Monte Reza, warga Bengkong Kolam, masih bersemangat mengayuh mesin jahit, padahal usianya sudah tua. Di ujung jalan Simpang Dam, Muka Kuning, Batam, Kepulauan Riau, ia bersama dengan lima orang rekannya penjahit terlihat sedang menunggu order. Kepada HMStimes.com, 8 September 2020, ia mengatakan masih sanggup menekuni pekerjaannya meskipun rambut di kepalanya sudah dipenuhi uban.
Ayah tiga anak ini merantau ke Batam tahun 1994 dari kampung halamannya di Padang, Sumatra Barat. Ia mengawali usaha menjahit di Jodoh, Batu Ampar. “Pertama sekali saya coba buka di Jodoh. Kalau di sini saya sudah dua puluh tahun,” kata Monte. Berkat kerja kerasnya, kini anaknya telah lulus dari Universitas Andalas, Padang, sedangkan anak bungsunya masih di bangku SMK.
Setiap hari ia memulai pekerjaannya dari pukul 09.00 pagi hingga pukul 10.00 malam. Tiap hari ia berangkat dari Bengkong ke Muka Kuning dengan angkutan umum. Ia dan rekannya menyewa lapak di pertigaan Simpang Dam seharga Rp250 ribu per bulan.
Tak seperti dua puluh tahun yang lalu, saat ini penghasilannya menurun tajam, cuma rata-rata Rp60 ribu per hari. Terkadang ia tak mendapatkan order sampai dua hari.

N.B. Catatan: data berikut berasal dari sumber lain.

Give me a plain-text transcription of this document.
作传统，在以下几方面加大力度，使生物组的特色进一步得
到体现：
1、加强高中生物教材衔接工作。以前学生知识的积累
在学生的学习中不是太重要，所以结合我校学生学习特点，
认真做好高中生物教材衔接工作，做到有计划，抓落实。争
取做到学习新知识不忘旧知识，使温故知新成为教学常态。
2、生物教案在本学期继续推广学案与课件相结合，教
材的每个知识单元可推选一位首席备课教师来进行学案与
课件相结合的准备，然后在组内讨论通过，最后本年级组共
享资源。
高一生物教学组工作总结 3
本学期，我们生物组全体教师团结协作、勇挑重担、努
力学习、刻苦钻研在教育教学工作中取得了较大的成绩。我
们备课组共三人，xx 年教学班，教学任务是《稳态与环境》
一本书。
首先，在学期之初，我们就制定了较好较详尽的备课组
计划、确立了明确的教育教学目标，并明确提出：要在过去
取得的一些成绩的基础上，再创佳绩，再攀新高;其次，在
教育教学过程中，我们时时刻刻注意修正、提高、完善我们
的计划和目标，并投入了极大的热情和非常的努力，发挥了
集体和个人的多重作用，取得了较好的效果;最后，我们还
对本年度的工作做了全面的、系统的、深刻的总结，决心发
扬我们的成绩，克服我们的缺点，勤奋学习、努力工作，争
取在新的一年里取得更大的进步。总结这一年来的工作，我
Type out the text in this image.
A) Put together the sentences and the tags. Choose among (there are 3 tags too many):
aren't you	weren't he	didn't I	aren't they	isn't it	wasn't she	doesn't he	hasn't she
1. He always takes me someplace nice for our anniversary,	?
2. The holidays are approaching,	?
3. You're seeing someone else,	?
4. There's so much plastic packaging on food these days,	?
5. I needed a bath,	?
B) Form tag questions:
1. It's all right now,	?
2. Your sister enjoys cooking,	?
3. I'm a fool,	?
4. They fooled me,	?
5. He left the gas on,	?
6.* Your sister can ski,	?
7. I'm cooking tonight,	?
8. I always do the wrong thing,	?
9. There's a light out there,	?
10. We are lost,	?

Ia mengatakan penjahit di lapak itu sempat sebanyak lima belas orang, tetapi saat ini tinggal lima orang. Berkurangnya omzet, menurutnya, setelah perusahaan di Muka Kuning banyak yang tutup. Selama ini keuntungannya tergantung dari jumlah karyawan yang bekerja di perusahaan-perusahaan di Muka Kuning, karena pelanggannya hampir semuanya karyawan perusahaan.
“Sewaktu karyawan di Muka Kuning masih tujuh puluh ribu, penghasilanku lumayan,” katanya. Bahkan, pada masa itu ia sempat menolak bantuan dana dari Pemerintah Kota Batam bagi pengusaha kecil menengah.
Sekarang sebaliknya. Karena order sepi, dia sudah mengajukan permohonan untuk mendapatkan bantuan dari pemerintah pusat kepada pengusaha kecil di tengah pandemi Covid-19. Dua minggu yang lalu ia sudah mendaftar di Kelurahan Bengkong. “Tetapi belum saya terima. Mungkin nanti,” katanya.